Creo no equivocarme si sostengo que suele asociarse a la envidia con lo posesivo. Es decir: en general, se envidia lo que otro posee. O lo que otro es, o llegó a ser, o fue, o vaya a saber. Yo no tengo esa clase de envidia. Yo envidio, y mucho, otras cosas.
Yo envidio, profundamente, a los que ven bien. Sin importar su edad. No tienen miopía, ni presbicia, ni siquiera usan anteojos de sol. Y ven de cerca y de lejos. Ven la letra chiquita y la recontra chiquita. Lo único que no les envidio es que sus seres más cercanos lo saben, y seguramente, como justo castigo compensatorio, los usan todo el tiempo de lupa: “vos que ves bien, ¿cuánto sodio tiene esto?”, “vos que ves bien, ¿me decís qué dice el contrato de alquiler?” O “vos que ves bien, “¿esta es la boleta que tengo que poner en la urna, no?”.
Pero mi envidia no se detiene allí. No señor. Soy muy envidioso de esa gente que no importa la hora del día que sea, siempre está impecable. No tiene ni un pelito desacomodado, después de trabajar 16 horas tiene el cuello de la camisa y la corbata sin un rasguño, y supongo que se levanta a la mañana y no sabe lo que es una lagaña y tiene dientes autolimpiantes. Yo a los cinco minutos de vestirme, ya me chinga algo. A las dos horas ya me confunden con un linyera. Ocho horas más tarde, tengo que evitar pasar cerca de un policía.
En el mismo rubro de gente que debe haber hecho un pacto con el diablo, están esos que tienen SIEMPRE el auto impecable.

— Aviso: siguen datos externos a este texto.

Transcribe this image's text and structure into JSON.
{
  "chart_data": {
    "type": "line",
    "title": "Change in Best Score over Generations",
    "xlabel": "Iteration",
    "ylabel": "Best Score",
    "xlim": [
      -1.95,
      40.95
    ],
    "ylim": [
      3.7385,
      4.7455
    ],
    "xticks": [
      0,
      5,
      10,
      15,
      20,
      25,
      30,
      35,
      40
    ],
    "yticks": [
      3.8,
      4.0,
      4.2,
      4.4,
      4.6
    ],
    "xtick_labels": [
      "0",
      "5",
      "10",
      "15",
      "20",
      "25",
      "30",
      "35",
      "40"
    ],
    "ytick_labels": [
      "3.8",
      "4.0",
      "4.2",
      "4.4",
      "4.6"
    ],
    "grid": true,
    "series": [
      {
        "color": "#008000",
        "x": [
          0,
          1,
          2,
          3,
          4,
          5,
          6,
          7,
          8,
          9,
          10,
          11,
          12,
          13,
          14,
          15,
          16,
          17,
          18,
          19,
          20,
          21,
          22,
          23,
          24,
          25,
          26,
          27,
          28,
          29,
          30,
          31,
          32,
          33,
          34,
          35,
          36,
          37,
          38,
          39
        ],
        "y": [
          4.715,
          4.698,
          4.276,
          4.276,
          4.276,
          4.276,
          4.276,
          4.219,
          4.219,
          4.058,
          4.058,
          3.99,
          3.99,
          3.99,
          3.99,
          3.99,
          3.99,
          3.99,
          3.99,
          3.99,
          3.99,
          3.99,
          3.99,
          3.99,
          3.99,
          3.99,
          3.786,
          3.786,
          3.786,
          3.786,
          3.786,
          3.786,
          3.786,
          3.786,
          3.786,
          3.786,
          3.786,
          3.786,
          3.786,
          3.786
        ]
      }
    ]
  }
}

Ni una rayita, ni un resto de popó de paloma y hasta la patente, que denota que tiene por lo menos 10 años el auto, brilla como nueva. ¿Nunca agarran una cuneta? ¿Nunca les cae una hoja de árbol ni siquiera en el más crudo otoño? ¿tienen un lacayo con una franela y un trapo rejilla húmedo en el baúl?
Hay otro tipo de personas que también entran en mi ranking de envidiables: son aquellos que jamás de los jamases pierden la lapicera o la birome. Los he visto. Los conozco. Hasta tienen el descaro de prestar el útil de vez en cuando, y así y todo, recuerdan que lo prestaron, lo reclaman amablemente, e, indefectiblemente, ¡no pierden nunca la birome! Confieso que alguna vez intenté robárselas, como para que al menos sintieran lo que era perder una birome. Y no tuve suerte. Por alguna razón, al final del día, la birome estaba ahí, en poder de su dueño. Y eso no es nada: ¡nunca se les acaba la tinta! Seguramente es la misma gente a la que jamás se le queda sin tinta la impresora, o que siempre tiene señal de celular, o que simplemente, es hija de Belcebú, Lucifer o de los dueños de las empresas abastecedoras de energía eléctrica.
Explíquenme esto: ¿por qué hay personas que pueden comer DE TODO? Y nada les cae mal. Papas fritas a caballo y un tubo de tinto y los triglicéridos ¡les bajan! Un mondongo a la española y una porción de lechón les aumenta el colesterol, ¡pero el colesterol bueno! Y algo mucho peor, y mucho más envidiable: ¡los que comen de todo y no engordan! No aumentan de peso, no sufren de patadas al hígado y ni siquiera tienen balanza en la casa. ¿En dónde quedó la igualdad de oportunidades? ¿Es esta la justicia social? No señor. Así está el mundo, por culpa de estas desigualdades intolerables. Porque uno no quiere que les pase nada malo, pero yo preferiría no conocerlos, no cruzármelos en mi camino, porque no me gusta envidiarlos, pero no tengo alternativa: ¡los super recontra híper envidio!
Y créanme: estoy esperando una ley de talles, no como la actual, sino una que diga que si fuiste a comprar 3 prendas distintas, y con ninguna tuviste problemas con el talle, ¡no podés volver a comprar ropa por 6 meses! O si, pero con un recargo del 300%. Porque no puede ser que yo no pueda comprar ni un miserable par de medias sin tener que probarme al menos 4 pares, porque o me van chicas, o me aprietan, o son grandes, ¡o no son las medias que me querían comprar! Esta otra gentuza va y consigue lo que quiere, y nunca tiene problemas de talle. Esto se tiene que terminar. Porque la envidia no es buena, y te hace querer que pasen cosas malas, como que ganen los libertarios para que nadie consiga ningún talle.
Como verán, la envidia no solo se asocia a lo económico, a la fama, o a la posición social. Puede estar referida a cualquier cosa: uno puede envidiar a otro que tiene el pelo rubio, o el pelo enrulado o que, simplemente, ¡tiene pelo! Uno puede envidar al que no se calienta por nada, y le va bien igual. Al que no sabe un pomo de lo que pasa en la realidad, y le va bien igual. Y sobre todo, al caradura que hizo que nos vaya mal a todos, y habla como si no hubiera sido responsable de nada. Porque tanta cara rota, es muy envidiable.